Estudos mostram que o risco de insuficiência cardíaca (especialmente com fração de ejeção preservada) aumenta proporcionalmente ao índice de massa corporal (IMC). Estratégias de perda de peso, como a cirurgia bariátrica e o uso de agonistas do receptor de GLP-1, têm se mostrado eficazes na redução da inflamação sistêmica, na diminuição do volume de tecido adiposo epicárdico e na mitigação do risco de desenvolvimento de insuficiência cardíaca. Além disso, essas intervenções ajudam a aliviar os sintomas em pacientes que já convivem com a insuficiência cardíaca com fração de ejeção preservada. Entretanto, os dados sobre o impacto dessas estratégias sobre desfechos de internação e agravamento da IC e morte cardiovascular ainda não tinham sido adequadamente explorados.
Nesse cenário, recebemos o resultado do estudo SUMMIT que avaliou pacientes com ICFEP e IMC ≥ 30kg/m2 para tirzepatida ou placebo.
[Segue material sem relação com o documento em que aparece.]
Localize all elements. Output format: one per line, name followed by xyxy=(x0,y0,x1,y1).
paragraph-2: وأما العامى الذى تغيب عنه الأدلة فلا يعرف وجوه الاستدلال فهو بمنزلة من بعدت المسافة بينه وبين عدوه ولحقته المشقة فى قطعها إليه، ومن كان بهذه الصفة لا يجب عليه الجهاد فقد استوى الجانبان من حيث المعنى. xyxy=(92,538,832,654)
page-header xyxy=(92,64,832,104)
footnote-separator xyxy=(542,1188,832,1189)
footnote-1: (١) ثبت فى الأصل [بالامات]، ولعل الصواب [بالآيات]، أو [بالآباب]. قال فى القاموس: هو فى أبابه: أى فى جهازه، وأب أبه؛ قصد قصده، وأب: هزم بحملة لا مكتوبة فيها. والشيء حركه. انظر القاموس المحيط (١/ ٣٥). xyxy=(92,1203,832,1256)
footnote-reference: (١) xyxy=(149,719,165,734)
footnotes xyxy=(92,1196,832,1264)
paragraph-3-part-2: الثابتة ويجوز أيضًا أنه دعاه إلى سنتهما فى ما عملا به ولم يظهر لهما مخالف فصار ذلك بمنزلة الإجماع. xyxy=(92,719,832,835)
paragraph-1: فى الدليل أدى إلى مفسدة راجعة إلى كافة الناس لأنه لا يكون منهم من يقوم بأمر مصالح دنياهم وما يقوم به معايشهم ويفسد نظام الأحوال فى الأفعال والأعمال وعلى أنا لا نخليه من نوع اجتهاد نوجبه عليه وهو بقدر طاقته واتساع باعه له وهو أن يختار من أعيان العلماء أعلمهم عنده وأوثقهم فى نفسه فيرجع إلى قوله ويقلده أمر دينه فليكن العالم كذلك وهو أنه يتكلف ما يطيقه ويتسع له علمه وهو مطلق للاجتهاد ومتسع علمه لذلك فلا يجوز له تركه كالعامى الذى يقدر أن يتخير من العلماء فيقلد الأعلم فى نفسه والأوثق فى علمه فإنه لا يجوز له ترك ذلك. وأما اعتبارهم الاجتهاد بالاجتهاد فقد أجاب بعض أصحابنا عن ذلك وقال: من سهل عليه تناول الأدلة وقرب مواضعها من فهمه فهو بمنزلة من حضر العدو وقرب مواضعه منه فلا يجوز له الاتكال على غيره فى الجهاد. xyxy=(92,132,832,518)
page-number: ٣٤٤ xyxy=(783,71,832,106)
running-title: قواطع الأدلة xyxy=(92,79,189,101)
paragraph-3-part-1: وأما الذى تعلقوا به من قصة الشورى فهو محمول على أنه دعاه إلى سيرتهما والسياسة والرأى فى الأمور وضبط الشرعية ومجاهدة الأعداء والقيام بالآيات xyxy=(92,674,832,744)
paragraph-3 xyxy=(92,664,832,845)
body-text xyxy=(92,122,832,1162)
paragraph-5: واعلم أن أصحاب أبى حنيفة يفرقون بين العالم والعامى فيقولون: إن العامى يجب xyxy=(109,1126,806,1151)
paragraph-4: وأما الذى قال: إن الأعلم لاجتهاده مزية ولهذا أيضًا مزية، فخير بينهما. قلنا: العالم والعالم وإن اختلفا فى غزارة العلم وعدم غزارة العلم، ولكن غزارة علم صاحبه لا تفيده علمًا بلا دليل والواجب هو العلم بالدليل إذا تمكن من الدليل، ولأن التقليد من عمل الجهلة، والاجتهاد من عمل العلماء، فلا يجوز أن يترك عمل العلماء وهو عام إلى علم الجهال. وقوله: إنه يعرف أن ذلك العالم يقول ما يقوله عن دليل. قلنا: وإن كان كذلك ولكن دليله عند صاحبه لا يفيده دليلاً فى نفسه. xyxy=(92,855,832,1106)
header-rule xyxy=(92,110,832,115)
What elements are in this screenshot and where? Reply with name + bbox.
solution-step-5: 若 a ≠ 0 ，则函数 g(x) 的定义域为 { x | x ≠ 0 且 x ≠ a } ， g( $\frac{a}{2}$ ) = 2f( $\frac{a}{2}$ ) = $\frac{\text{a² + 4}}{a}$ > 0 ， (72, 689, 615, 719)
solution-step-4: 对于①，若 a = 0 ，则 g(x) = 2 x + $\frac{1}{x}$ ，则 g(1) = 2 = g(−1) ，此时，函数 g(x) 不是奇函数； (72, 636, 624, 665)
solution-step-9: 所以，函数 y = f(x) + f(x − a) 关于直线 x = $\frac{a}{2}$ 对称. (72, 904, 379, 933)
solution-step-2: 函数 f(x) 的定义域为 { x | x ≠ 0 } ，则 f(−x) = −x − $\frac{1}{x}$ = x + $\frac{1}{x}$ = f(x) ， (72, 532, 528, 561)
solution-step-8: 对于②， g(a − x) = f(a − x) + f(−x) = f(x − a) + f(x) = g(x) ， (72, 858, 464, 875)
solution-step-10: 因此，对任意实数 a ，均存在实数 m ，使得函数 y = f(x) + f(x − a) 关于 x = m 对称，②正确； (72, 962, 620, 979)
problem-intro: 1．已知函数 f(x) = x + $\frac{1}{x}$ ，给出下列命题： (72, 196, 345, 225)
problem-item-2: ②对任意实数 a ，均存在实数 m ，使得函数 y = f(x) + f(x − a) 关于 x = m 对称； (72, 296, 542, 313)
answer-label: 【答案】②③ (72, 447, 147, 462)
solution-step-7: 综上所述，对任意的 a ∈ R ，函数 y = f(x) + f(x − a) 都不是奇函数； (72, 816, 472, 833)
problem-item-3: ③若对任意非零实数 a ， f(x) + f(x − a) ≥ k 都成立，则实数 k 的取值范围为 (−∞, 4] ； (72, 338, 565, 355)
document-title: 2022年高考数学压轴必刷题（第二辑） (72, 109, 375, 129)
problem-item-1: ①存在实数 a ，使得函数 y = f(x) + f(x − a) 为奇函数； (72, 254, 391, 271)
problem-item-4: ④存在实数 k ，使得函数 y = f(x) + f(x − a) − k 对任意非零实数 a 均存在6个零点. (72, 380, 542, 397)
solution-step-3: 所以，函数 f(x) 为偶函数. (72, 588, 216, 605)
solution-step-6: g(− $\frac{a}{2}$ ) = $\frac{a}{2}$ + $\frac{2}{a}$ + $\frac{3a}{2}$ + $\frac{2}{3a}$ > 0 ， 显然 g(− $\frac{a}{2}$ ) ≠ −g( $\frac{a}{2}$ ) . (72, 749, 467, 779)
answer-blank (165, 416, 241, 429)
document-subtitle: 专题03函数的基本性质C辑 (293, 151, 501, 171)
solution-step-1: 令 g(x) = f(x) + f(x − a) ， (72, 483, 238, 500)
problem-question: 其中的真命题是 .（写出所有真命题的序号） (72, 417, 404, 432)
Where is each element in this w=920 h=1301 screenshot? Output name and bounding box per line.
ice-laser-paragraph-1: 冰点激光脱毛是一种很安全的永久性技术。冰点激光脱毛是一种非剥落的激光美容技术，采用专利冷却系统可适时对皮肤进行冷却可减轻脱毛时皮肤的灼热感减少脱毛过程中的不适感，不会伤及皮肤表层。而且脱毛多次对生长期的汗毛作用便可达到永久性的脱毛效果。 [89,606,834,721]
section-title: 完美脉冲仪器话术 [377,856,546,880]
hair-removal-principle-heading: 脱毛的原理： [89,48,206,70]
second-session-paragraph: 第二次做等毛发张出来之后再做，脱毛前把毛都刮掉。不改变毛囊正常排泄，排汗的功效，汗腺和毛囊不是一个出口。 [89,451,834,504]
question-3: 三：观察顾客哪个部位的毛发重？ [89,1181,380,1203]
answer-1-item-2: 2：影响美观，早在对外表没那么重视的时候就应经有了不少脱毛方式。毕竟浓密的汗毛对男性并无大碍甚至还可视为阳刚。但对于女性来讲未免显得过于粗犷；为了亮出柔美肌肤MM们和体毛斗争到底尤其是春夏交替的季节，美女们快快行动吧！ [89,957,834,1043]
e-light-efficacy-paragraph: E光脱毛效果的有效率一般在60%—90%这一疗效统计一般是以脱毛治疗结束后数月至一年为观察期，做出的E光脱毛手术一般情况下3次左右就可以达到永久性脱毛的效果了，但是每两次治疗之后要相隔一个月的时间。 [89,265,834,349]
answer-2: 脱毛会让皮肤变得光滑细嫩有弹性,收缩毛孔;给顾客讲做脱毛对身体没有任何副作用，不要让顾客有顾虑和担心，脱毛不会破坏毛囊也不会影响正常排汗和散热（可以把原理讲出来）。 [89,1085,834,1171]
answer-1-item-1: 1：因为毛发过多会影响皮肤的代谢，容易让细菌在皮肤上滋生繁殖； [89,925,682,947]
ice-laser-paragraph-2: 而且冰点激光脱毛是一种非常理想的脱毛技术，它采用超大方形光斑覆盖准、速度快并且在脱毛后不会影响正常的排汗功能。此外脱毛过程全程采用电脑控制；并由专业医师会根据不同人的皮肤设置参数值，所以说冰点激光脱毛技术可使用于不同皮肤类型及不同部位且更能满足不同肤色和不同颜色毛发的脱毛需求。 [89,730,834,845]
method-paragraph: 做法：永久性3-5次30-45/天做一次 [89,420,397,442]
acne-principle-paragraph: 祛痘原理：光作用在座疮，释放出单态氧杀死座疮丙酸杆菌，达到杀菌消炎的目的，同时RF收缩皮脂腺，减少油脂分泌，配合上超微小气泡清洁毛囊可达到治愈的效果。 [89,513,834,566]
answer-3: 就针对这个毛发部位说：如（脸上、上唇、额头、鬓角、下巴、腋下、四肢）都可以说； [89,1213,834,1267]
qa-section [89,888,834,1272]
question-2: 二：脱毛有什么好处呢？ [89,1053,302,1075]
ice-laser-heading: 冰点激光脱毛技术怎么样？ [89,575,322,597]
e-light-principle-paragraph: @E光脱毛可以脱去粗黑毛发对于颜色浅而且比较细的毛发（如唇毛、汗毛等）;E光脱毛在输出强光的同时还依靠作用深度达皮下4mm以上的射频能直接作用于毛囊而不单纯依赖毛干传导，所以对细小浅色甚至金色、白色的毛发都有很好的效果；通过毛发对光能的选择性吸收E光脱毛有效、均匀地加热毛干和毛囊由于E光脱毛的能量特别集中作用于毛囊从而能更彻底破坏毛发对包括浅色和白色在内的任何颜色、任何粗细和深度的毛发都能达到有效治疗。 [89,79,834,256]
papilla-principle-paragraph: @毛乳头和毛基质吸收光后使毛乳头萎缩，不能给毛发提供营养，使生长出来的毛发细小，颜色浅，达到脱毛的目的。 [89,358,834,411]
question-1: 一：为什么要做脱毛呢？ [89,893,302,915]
O estudo avaliou dois desfechos primários: um composto de morte cardiovascular ou agravamento de IC (hospitalizacão, ou incremento de diuréticos por sintomas de IC), o outro foi a mudança na pontuação do questionario KCCQ-CSS que avalia sintomas de IC e qualidade de vida. Além desses, foram avaliados parâmetros como redução de peso corporal, teste de caminhada, PCR e NT-proBNP.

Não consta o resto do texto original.